18. Transformer
18. Transformer¶
Previous: Attention Deep Dive | Next: BERT
Overview¶
Transformer is the architecture proposed in "Attention Is All You Need" (Vaswani et al., 2017) and is the core of modern deep learning. It processes sequences using only Self-Attention without RNNs.
Learning Objectives¶
- Self-Attention: Understanding Query, Key, Value operations
- Multi-Head Attention: Parallel processing of multiple attention heads
- Positional Encoding: Injecting position information
- Encoder-Decoder: Overall architecture structure
Mathematical Background¶
1. Scaled Dot-Product Attention¶
Attention(Q, K, V) = softmax(QK^T / √d_k) V
Where:
- Q (Query): what to look for
- K (Key): matching target
- V (Value): actual value to retrieve
- d_k: dimension of Key (scaling factor)
Formula breakdown:
1. QK^T: compute similarity between Query and Key → (seq_len, seq_len)

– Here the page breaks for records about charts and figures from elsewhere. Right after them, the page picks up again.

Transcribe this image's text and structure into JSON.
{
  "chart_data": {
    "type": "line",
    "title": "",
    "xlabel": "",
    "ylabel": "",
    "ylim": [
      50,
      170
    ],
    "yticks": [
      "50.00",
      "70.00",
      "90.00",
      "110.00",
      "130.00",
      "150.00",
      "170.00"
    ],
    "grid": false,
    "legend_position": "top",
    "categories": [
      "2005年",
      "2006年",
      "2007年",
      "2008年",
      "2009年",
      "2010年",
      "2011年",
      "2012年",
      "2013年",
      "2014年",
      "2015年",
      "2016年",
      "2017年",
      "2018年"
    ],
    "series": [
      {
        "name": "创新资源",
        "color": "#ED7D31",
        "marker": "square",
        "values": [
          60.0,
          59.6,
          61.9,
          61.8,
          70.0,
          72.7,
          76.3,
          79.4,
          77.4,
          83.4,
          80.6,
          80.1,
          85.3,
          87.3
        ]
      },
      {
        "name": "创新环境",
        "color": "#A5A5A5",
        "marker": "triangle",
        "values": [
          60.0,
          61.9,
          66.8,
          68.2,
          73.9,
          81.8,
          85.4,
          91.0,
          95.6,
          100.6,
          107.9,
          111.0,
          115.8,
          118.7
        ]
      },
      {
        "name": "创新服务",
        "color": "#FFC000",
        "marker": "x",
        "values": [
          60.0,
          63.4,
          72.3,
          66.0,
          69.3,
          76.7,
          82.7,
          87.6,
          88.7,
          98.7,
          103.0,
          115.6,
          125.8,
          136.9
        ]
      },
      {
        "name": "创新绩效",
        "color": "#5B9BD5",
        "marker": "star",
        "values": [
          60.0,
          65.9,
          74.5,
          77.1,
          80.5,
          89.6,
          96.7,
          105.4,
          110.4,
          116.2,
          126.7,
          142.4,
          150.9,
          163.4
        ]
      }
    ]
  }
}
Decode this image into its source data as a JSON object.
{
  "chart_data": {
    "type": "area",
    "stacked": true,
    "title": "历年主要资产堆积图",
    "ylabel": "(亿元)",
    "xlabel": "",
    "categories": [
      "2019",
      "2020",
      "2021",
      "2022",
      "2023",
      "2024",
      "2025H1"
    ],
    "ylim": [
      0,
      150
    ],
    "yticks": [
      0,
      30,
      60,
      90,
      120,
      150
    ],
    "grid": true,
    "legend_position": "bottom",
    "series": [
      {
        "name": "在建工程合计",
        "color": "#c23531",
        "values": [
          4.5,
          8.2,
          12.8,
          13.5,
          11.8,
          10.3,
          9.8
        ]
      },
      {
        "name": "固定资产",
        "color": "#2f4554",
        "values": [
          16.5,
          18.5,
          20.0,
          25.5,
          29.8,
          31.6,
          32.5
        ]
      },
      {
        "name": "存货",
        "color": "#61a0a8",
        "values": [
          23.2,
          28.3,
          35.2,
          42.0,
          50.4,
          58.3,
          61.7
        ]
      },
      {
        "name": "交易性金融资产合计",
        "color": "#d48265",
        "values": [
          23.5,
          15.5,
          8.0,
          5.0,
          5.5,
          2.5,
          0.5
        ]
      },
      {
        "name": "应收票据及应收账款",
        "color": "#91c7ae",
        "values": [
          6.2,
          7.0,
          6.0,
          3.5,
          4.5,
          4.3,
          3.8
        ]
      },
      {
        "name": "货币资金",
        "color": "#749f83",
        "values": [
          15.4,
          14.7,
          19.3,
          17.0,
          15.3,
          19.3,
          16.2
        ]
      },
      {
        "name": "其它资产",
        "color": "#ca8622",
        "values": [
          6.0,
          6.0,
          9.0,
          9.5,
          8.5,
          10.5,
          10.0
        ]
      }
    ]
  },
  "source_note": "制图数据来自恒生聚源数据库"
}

2. / √d_k: prevent large values (softmax stability)
3. softmax: convert to probability distribution
4. × V: weighted average
2. Multi-Head Attention¶
MultiHead(Q, K, V) = Concat(head_1, ..., head_h) W^O
where head_i = Attention(Q W^Q_i, K W^K_i, V W^V_i)
Features:
- Learn attention from multiple "perspectives"
- Each head captures different patterns
- Can be parallelized
3. Positional Encoding¶
PE(pos, 2i) = sin(pos / 10000^(2i/d_model))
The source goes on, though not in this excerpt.